While only two inductees – Kiska and Konrad – are alive today and were able to attend the induction ceremony, it was clear to me that each of the five had a profound impact on their colleagues over the course of their respective careers.

I got to hear firsthand stories about Ankeny from my colleague Brent Snavely, who worked with him at Crain’s for nine years. He introduced me to several of his Crain’s friends and coworkers who all said Ankeny was famous for telling – and often retelling, and then retelling – stories about his days covering the John DeLorean trial, meeting mob lawyers for lunch, and befriending federal court judges and how he earned their trust.

Lambert attendees (L-R): Brent Snavely, Senior Director; Alli Cooke, Manager; Olivia Lake, Senior Associate

Greg Dorsett’s wife and son described the “hundreds” of interns Dorsett mentored, who have now spread out across the world as photographers and multimedia journalists in their own right. Anne and Stephen Gahagan similarly described the journalists who were inspired by their cousin Marguerite’s passion for justice in both the courts system and the environment. And both Tim Kiska and Beth Konrad shared their love for teaching and inspiring new generations of journalists at the University of Michigan-Dearborn and Wayne State University, respectively – and thanked many of the key people who helped them along the way.

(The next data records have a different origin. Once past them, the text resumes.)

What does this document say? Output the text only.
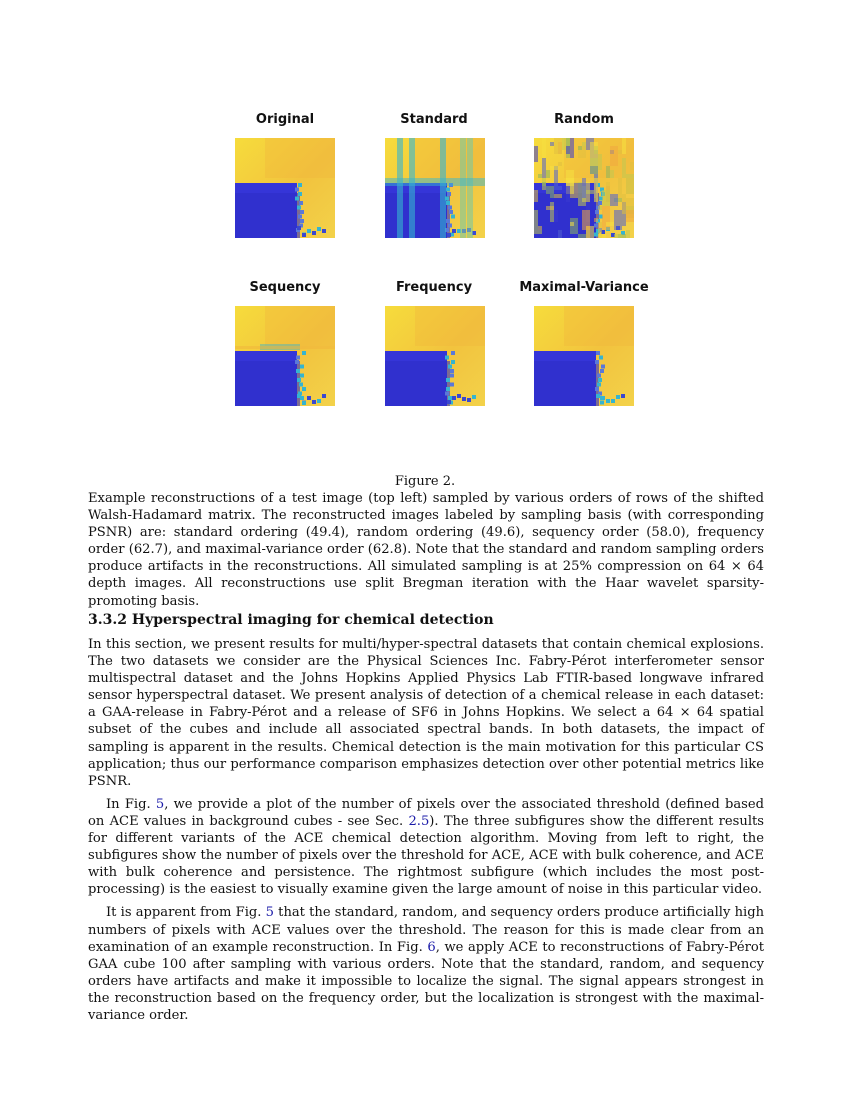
Original	Standard	Random
Sequency	Frequency	Maximal-Variance
Figure 2.

Example reconstructions of a test image (top left) sampled by various orders of rows of the shifted Walsh-Hadamard matrix. The reconstructed images labeled by sampling basis (with corresponding PSNR) are: standard ordering (49.4), random ordering (49.6), sequency order (58.0), frequency order (62.7), and maximal-variance order (62.8). Note that the standard and random sampling orders produce artifacts in the reconstructions. All simulated sampling is at 25% compression on 64 × 64 depth images. All reconstructions use split Bregman iteration with the Haar wavelet sparsity-promoting basis.

3.3.2 Hyperspectral imaging for chemical detection

In this section, we present results for multi/hyper-spectral datasets that contain chemical explosions. The two datasets we consider are the Physical Sciences Inc. Fabry-Pérot interferometer sensor multispectral dataset and the Johns Hopkins Applied Physics Lab FTIR-based longwave infrared sensor hyperspectral dataset. We present analysis of detection of a chemical release in each dataset: a GAA-release in Fabry-Pérot and a release of SF6 in Johns Hopkins. We select a 64 × 64 spatial subset of the cubes and include all associated spectral bands. In both datasets, the impact of sampling is apparent in the results. Chemical detection is the main motivation for this particular CS application; thus our performance comparison emphasizes detection over other potential metrics like PSNR.

In Fig. 5, we provide a plot of the number of pixels over the associated threshold (defined based on ACE values in background cubes - see Sec. 2.5). The three subfigures show the different results for different variants of the ACE chemical detection algorithm. Moving from left to right, the subfigures show the number of pixels over the threshold for ACE, ACE with bulk coherence, and ACE with bulk coherence and persistence. The rightmost subfigure (which includes the most post-processing) is the easiest to visually examine given the large amount of noise in this particular video.

It is apparent from Fig. 5 that the standard, random, and sequency orders produce artificially high numbers of pixels with ACE values over the threshold. The reason for this is made clear from an examination of an example reconstruction. In Fig. 6, we apply ACE to reconstructions of Fabry-Pérot GAA cube 100 after sampling with various orders. Note that the standard, random, and sequency orders have artifacts and make it impossible to localize the signal. The signal appears strongest in the reconstruction based on the frequency order, but the localization is strongest with the maximal-variance order.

Kiska said he wanted to start his speech by focusing on gratitude. “Take a minute tonight, on your way home, turn off the radio, and just think for a minute about the people who helped you get to where you are… because there is nobody in this room who got here on their own.”

The throughline is clear: mentorship is vital to the journalism industry, and it flows in both directions. Konrad noted in her speech that younger generations have much to teach veteran journalists about effective and innovative uses of new technologies – I imagine seasoned editors at The Washington Post initially raised their eyebrows at Dave Jorgenson’s unusual but highly effective TikTok strategy, anthropomorphized cans of Spam and all – just as early-career mentees would be well-served to absorb as much history and institutional knowledge as they can from those who have seen it all.

Konrad picked up on Kiska’s theme of gratitude and thanked her mentors, saying that her mother always told her to remember that journalism awards belong to “those who allowed you into their lives with their stories. Those who made themselves vulnerable – and trusted you.”

After hearing all of these fascinating stories, I left the Hall of Fame ceremony on Sunday evening with a long list of inductees to read about as I continue perfecting my own craft, helping our clients tell their stories, and learning more about my new home state.